The 2023-2024 has already produced one major victory for employers. The Legislature last year passed, and Governor Maura Healey signed, the first major tax reduction in more than a decade. The measure provides some $561 million in relief this year through a reduction in the short-term capital gains tax rate from 12 percent to 8.5 percent, exemption of estates worth less than $2 million from the estate tax and transition to single-factor apportionment for all businesses. 

A handful of initiatives with major potential impact on the economy remain on the table. Some of these bills have been passed by both the Senate and House of Representatives and are now in conference committees charged with hammering out final versions. Others have passed one chamber of the Legislature and await action by the other. 

Here is the current list of key issues: 

Affordable Homes Act (Conference Committee) 

AIM members have expressed concern that the soaring cost of housing in Massachusetts is driving our best and brightest employees to pull up stakes for less expensive regions of the country. Both the Senate and House have passed multi-billion housing bond bills that strike a delicate balance by making investments that will help reduce the prohibitive cost of housing in the state without imposing any anti-competitive taxes. AIM successfully persuaded lawmakers to omit from the bill a proposed transfer tax on real estate transactions worth more than $1 million, a policy that would have the opposite effect of increasing housing. 

Economic Development (Conference Committee) 

A $4.1 billion economic-development bill passed by the House and a $2.8 billion package passed last Thursday by the Senate provide different levels of funding for life sciences, climate tech and other industries. The House measure also includes tax credits, while establishing a $10 million-per-year statewide internship tax credit and providing $400 million to the Mass Works Infrastructure Program. 

Frances Perkins Workplace Equity Act (Conference Committee) 

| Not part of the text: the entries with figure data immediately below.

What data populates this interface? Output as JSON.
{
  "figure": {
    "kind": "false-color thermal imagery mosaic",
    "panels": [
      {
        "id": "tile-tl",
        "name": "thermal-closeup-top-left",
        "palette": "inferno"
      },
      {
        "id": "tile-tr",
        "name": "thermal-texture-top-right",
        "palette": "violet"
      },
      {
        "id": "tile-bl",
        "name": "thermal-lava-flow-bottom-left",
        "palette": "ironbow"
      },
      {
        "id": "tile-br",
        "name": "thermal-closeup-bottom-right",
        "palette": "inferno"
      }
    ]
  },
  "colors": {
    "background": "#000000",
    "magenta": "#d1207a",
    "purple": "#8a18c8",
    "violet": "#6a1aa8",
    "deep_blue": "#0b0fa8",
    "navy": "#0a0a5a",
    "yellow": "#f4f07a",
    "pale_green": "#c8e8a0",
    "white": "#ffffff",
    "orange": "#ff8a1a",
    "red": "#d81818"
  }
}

AIM led negotiations with wage-equity advocates on a compromise bill that puts Massachusetts in the forefront of paying workers fairly without punitive measures against employers. Both the House and Senate have passed a version of the bill, which is now in conference committee. 

Fiscal Year 2025 State Budget (Conference Committee) 

Lawmakers approved separate versions of a $58 billion state budget for the Fiscal Year that began July 1. Legislative leaders continue to iron out differences while the commonwealth operates on a temporary budget resolution. The budget proposals include 230 policy riders that passed one chamber but not the other. 

Health Care (House has passed, awaiting Senate debate) 

The House and Senate have passed bills addressing separate elements of health-care cost and delivery. The House passed a suite of health measures, including one intended to prevent a crisis like the one now engulfing Steward Health Care and to update measures that provide oversight on health-care costs in the state. The Senate adopted a separate bill to lower the cost of prescription drugs. The Senate is expected to consider an omnibus health-care bill this week that will include elements from both the market review legislation and the prescription-drug legislation. Once the Senate passes its version of the bill it will be conferenced and sent to the governor before July 31. 

Climate (Senate has passed, awaiting House debate) 

The Senate passed a climate bill in June that would accelerate the process for approving new electric infrastructure, limit the expansion of natural gas, speed the installation of chargers for electric vehicles, and ban the ability of third parties to sell electricity to residents. The House is expected to debate its own climate bill this week. 

The Legislature will continue to conduct informal sessions through the end of the year, but important bills generally do not move in these sessions because a single legislator can block passage. Bills not adopted during the two-year session must be re-filed and begin the legislative process again during the next session that begins in January 2025.